Um telespectador curioso terá reparado que os 100 ou 200 manifestantes, antigoverno e anti-Presidente, eram conduzidos por sindicalistas comunistas — o rosto mais mediático era Mário Nogueira, da Fenprof. A perplexidade começa aqui. Os manifestantes poderiam ter ido vaiar Passos Coelho e até o Presidente ao meio-dia, à entrada da segunda cerimónia. Teriam tido também muita TV.

As manifestações da CGTP e do PCP estão banalizadas e as críticas ao Presidente da República são politicamente normais. A questão é o 10 de Junho. Os comunistas têm uma tradição de respeito da instituição presidencial e, sobretudo, da instituição militar. Reivindicam-se como patriotas e usam um discurso nacionalista, o que obriga a interrogar o significado do seu comportamento no 10 de Junho.

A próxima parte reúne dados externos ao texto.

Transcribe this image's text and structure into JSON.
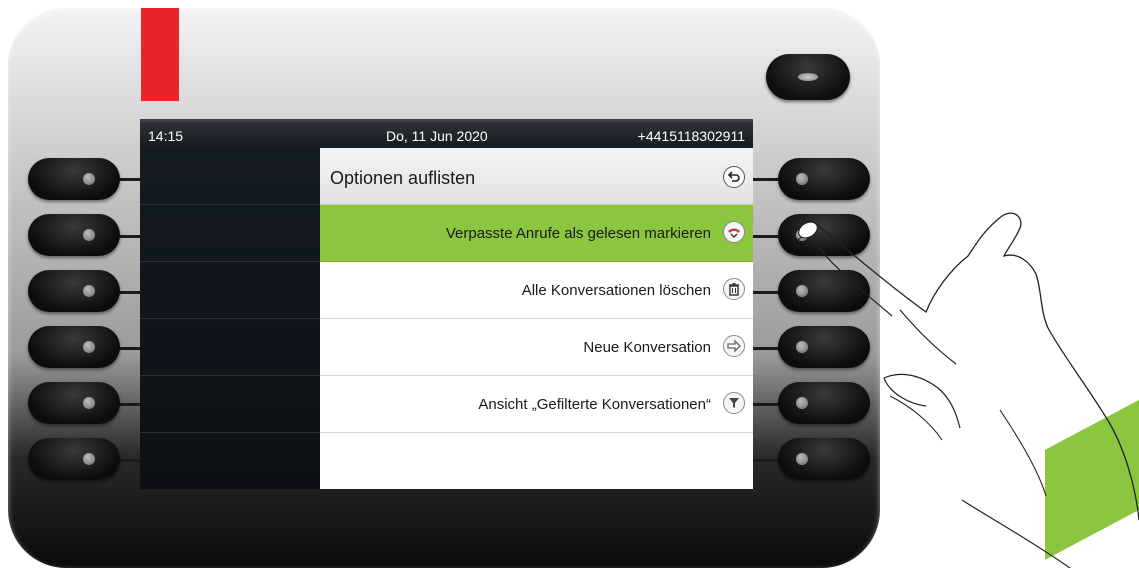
{
  "status_bar": {
    "time": "14:15",
    "date": "Do, 11 Jun 2020",
    "number": "+4415118302911"
  },
  "menu": {
    "title": "Optionen auflisten",
    "title_icon": "back-arrow-icon",
    "items": [
      {
        "label": "Verpasste Anrufe als gelesen markieren",
        "icon": "missed-call-icon",
        "selected": true
      },
      {
        "label": "Alle Konversationen löschen",
        "icon": "trash-icon",
        "selected": false
      },
      {
        "label": "Neue Konversation",
        "icon": "forward-arrow-icon",
        "selected": false
      },
      {
        "label": "Ansicht „Gefilterte Konversationen“",
        "icon": "filter-icon",
        "selected": false
      },
      {
        "label": "",
        "icon": "",
        "selected": false
      }
    ]
  },
  "colors": {
    "accent_green": "#8cc63f",
    "brand_red": "#e8262a",
    "screen_dark": "#10161c"
  }
}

Uma primeira linha vermelha foi atravessada por polícias na escadaria da Assembleia da República. Foi explicada como “derrapagem”. Na Guarda, houve uma acção planeada e assinada. A que nível e com que horizonte? Não foi um problema de “derrapagem”. O que importa é aquilo que se viu e que tem implícita uma mensagem política.

O mesmo espectador tem o direito de perguntar o que é que este 10 de Junho prenuncia. Terá sido, em linguagem dialéctica, um “salto qualitativo”? Ou uma “anarqueirada” de quem tomou o freio nos dentes? O espectador quer, sobretudo, perceber o que se segue.